Saturday, March 17, 2007

Tramping at Fairy Falls

Of all the words that differ between English-speaking countries, I must note that variants of "hiking" are my favorite. This is because "hiking" appropriately changes based on what country you're in: saying "hiking" in the States helps you differ how the activity is different from "bushwhacking" in Australia, and "rambling" in the United Kingdom. It seems completely inappropriate to use one word over the other in its native habitat for the simple reason that no one bushhwacks through the moors you are amicably rambling through instead.

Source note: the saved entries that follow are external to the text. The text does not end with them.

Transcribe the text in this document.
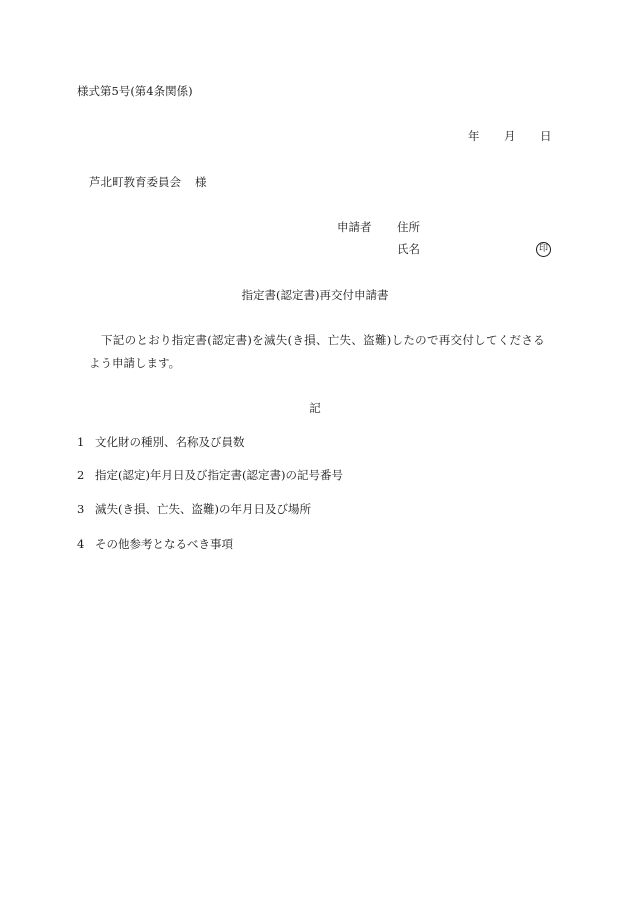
様式第5号(第4条関係)
年 月 日
芦北町教育委員会 様
申請者 住所
氏名	印
指定書(認定書)再交付申請書
下記のとおり指定書(認定書)を滅失(き損、亡失、盗難)したので再交付してくださる
よう申請します。
記
1 文化財の種別、名称及び員数
2 指定(認定)年月日及び指定書(認定書)の記号番号
3 滅失(き損、亡失、盗難)の年月日及び場所
4 その他参考となるべき事項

New Zealand, being another landmass and all, has its own word to describe this activity: tramping. It describes the act very well, as walking around the New Zealand wilderness a lot of, well, tramping in the undergrowth over slippery rocks and streams in an attempt to get through the mountains. It's really a quite enjoyable thing to do, as I found out yesterday on a day trip with the Tramping Club at the university. We went out to Fairy Falls in the Waitakere Ranges about an hour north of Auckland. It was a nice little dayhike following a series of waterfalls cascading down a mountainside, meaning what follows is going to be primarily a series of several different and lovely scenery pictures that you will all be very jealous of. Alright? Alright.

This is a picture of a Kauri tree, which is so tall that only about half the tree fit in the picture. These trees are incredible: they can reach up to 50m in height and 5m in girth, meaning they can rival the California Redwoods. Unfortunately they were logged excessive amounts in the last century meaning there are very few of the tall ones today (they grow about 20 millimeters a year), which has guaranteed a change in the New Zealand landscape for the next few hundred years.

Luckily, the patch of the Waitakeres we were in was a national reserve first set aside at the turn of the twentieth century, so some of the big trees like the one in the picture remain.

By the way, this entire national reserve is one huge rainforest, in case that wasn't clear. The picture above is a very typical view of what the forest looks like around here: pines and ferns and palms all living together in a rather fascinating mix!

This hike was also cool because a very nice Kiwi girl took the time to explain and point out a lot of things about the native flora and fauna that we had no idea about but she knew like the back of her hand. We were all rather impressed by this talent like a visitor would be impressed at my knowledge of maples and poison ivy back home, which she politely shrugged off with a "no worries" attitude. As a result though, I now know which red berries are safe to eat versus which should be used as ammunition to shoot down birds.

This is the waterfall we stopped to have lunch at, and hence the one I have the most pictures of. This is also where I let it slip that the entire region is incredibly gorgeous to the Kiwi girl who was showing us the forest, and she just shrugged. "This is all pretty typical for us," she explained.

Like the picture of the Kauri tree, I'm in here for scale. This is the main waterfall of the collective Fairy Falls, which is apparently popular for locals to rapel down. I say "apparently" because in true New Zealand style we never saw anyone outside of our group the whole time, save one photographer and his friends taking pictures of the waterfalls.

After this last main waterfall, I should note, most of our tramping was done essentially in the streambed over rather slippery rocks. This was quite fun in a paranoid "it would really hurt to fall right now" sort of way.

Tui bird! Most of the New Zealand forest is actually disturbingly silent and void of life for someone in North America- there are no native mammals so you don't have squirrels or deer making noise, and most of the native birds are silent and are nocturnal anyway. The most notable exception to this was the tui bird pictured here, who raised quite a racket in trying to get us away from his tree. It was so nice to see him moving up there though!

My excitement in seeing a Tui was admittedly twofold though: Tui is the name of my favorite New Zealand beer. It's one of two default beers in this country, the other being Export Gold, but is a bit darker.

This last picture was taken towards the end of our dayhike, when the trees gave way a little and we were treated to a view of Auckland in the distance. Isn't it wonderful to have such places of beauty so close and at hand? Aucklanders are a truly lucky group of people!